A better and safer Internet - that is the goal of Safer Internet Day on February 6. A project by computational linguist Prof. Dr. Torsten Zesch fits in with this: with his help, a new AI tool was developed that recognizes criminal hate messages from social media posts. The tool is intended to facilitate the work of law enforcement authorities. The aim is to detect crimes much more quickly and thus combat crime more effectively.


Torsten Zesch Photo: Hendrik Schipper
For the KISTRA project, computational linguist Prof. Dr. Torsten Zesch from CATALPA worked together with the Federal Criminal Police Office (BKA), among others.

"Use of AI for the early detection of criminal offences (KISTRA)" was the name of the BMBF-funded project, in which researchers from six universities worked together with the Federal Criminal Police Office (BKA) and the Central Office for Information Technology in the Security Sector (ZITiS), among others. "For us, the focus was on linguistic interests," explains Torsten Zesch, who holds the Chair of Computational Linguistics at the CATALPA research center. The challenge: the AI not only has to recognize hate posts, but also assign them to various criminal offenses, such as insults, threats or incitement to hatred. To this end, Torsten Zesch and his team worked closely with legal experts, including Prof. Dr. Frederike Zufall from the Karlsruhe Institute of Technology (KIT). They broke down the criminal offenses into individual interlinked building blocks, which Zesch was able to "translate" into a recognition algorithm. "That was actually a good fit, because laws are structured according to a similar logic to computer programs," says Zesch.

Reliable results despite perturbations

Much more difficult: achieving reliable results even if, for example, the spelling in a hate post is incorrect or obfuscations are used. "This is often done deliberately, presumably to avoid automated recognition," explains Zesch. For example, letters are omitted and replaced with numbers or special characters. In computational linguistics, these perturbations are referred to as "noise". Torsten Zesch and his research assistant Piush Aggarwal identified six different obfuscation strategies, some with sub-categories. (Image: see below) They found methods to deal with these strategies and still achieve stable results. "Robustness" is the technical term for this.

From hate speech to exam assessment

Six obfuscation strategies Illustration: CATALPA
Different obfuscation strategies using the example of the term "researcher".

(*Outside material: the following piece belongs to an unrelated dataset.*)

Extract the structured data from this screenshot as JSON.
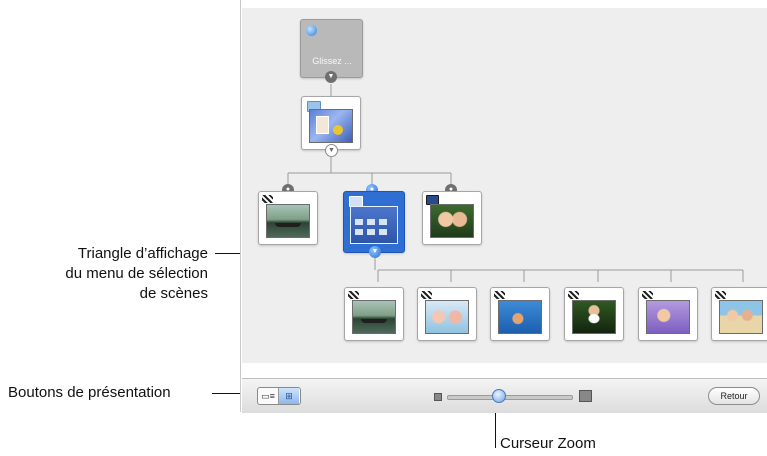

These methods from KISTRA also help the computational linguist in his central research at CATALPA. The focus here is on the language of learners. For example, he is currently working on using AI to evaluate free text answers in exams. "Robustness" is also a key objective here. In most university exams, for example, spelling mistakes should not play a role in the assessment. "Learners make such mistakes unconsciously and for very different reasons," explains Zesch. "For example, because German is not their native language, or they are simply careless mistakes." In this case, the AI still has to recognize the correct word. This is already working quite well: an initial preliminary study with bachelor exams in psychology was very promising.

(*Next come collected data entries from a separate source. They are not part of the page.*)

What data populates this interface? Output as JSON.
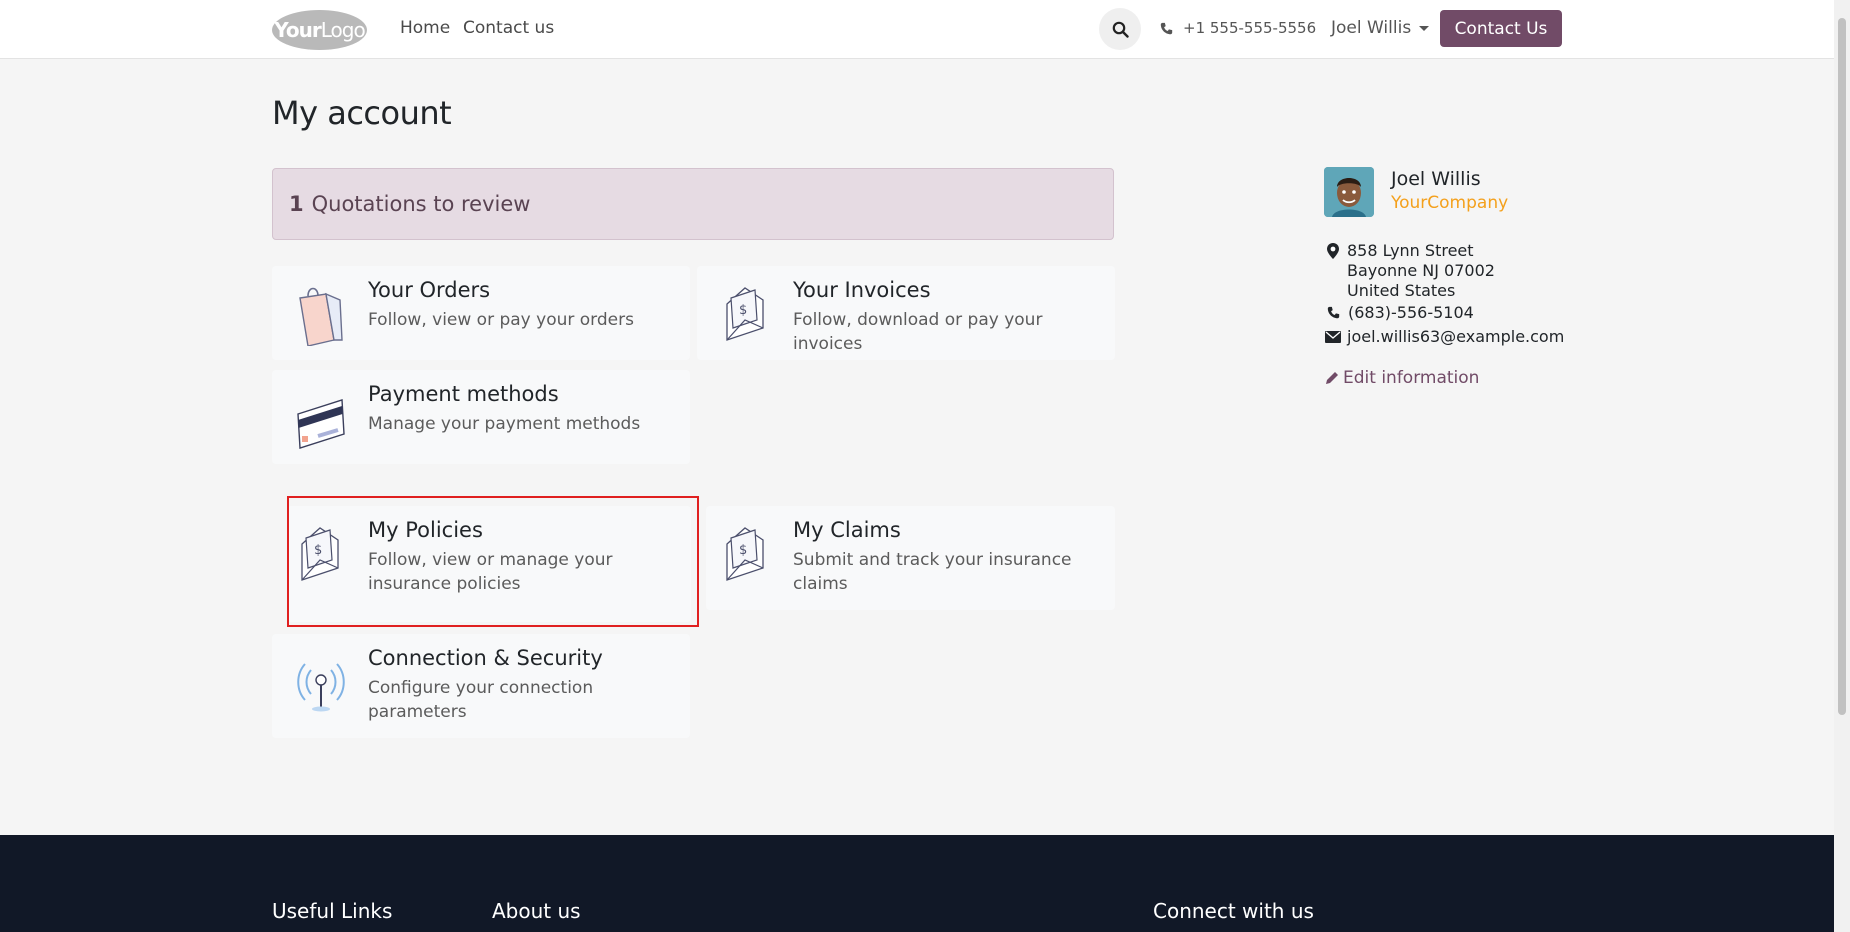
{
  "header": {
    "logo": {
      "part1": "Your",
      "part2": "Logo"
    },
    "nav": [
      {
        "label": "Home"
      },
      {
        "label": "Contact us"
      }
    ],
    "phone": "+1 555-555-5556",
    "user": "Joel Willis",
    "contact_button": "Contact Us"
  },
  "main": {
    "title": "My account",
    "alert": {
      "count": "1",
      "text": "Quotations to review"
    },
    "cards": [
      {
        "title": "Your Orders",
        "description": "Follow, view or pay your orders",
        "icon": "shopping-bag-icon"
      },
      {
        "title": "Your Invoices",
        "description": "Follow, download or pay your invoices",
        "icon": "invoice-envelope-icon"
      },
      {
        "title": "Payment methods",
        "description": "Manage your payment methods",
        "icon": "credit-card-icon"
      },
      {
        "title": "My Policies",
        "description": "Follow, view or manage your insurance policies",
        "icon": "invoice-envelope-icon"
      },
      {
        "title": "My Claims",
        "description": "Submit and track your insurance claims",
        "icon": "invoice-envelope-icon"
      },
      {
        "title": "Connection & Security",
        "description": "Configure your connection parameters",
        "icon": "antenna-icon"
      }
    ]
  },
  "sidebar": {
    "name": "Joel Willis",
    "company": "YourCompany",
    "address": [
      "858 Lynn Street",
      "Bayonne NJ 07002",
      "United States"
    ],
    "phone": "(683)-556-5104",
    "email": "joel.willis63@example.com",
    "edit_label": "Edit information"
  },
  "footer": {
    "headings": [
      "Useful Links",
      "About us",
      "Connect with us"
    ]
  },
  "colors": {
    "brand": "#714b67",
    "company": "#f4a01c",
    "footer": "#111827",
    "highlight": "#e02020"
  }
}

Another challenge for "robust" results: learners' handwriting. Handwriting can be more or less scrawly, for example. "Handwriting also differs depending on the cultural background," says Zesch. "In the American-speaking world, for example, the numbers 1 and 7 are written very differently than in German, yet both must be assessed equally by the AI in an exam." The methods used for this are similar to those used in the hate speech project.

Decisions remain in the hands of humans

And there is another parallel: In both cases, the AI is merely intended to make humans' work easier. This was clearly required in the case of KISTRA: "The decision on criminal liability still lies with the investigating officers," explains Zesch. And the final assessment results should also remain in human hands, with the AI merely serving as an aid.

AI in security research

The KISTRA project was part of the German government's "Research for Civil Security" framework program in the "Artificial Intelligence in Security Research" funding guideline. The fourth phase of the framework program (German) has been running since the beginning of 2024.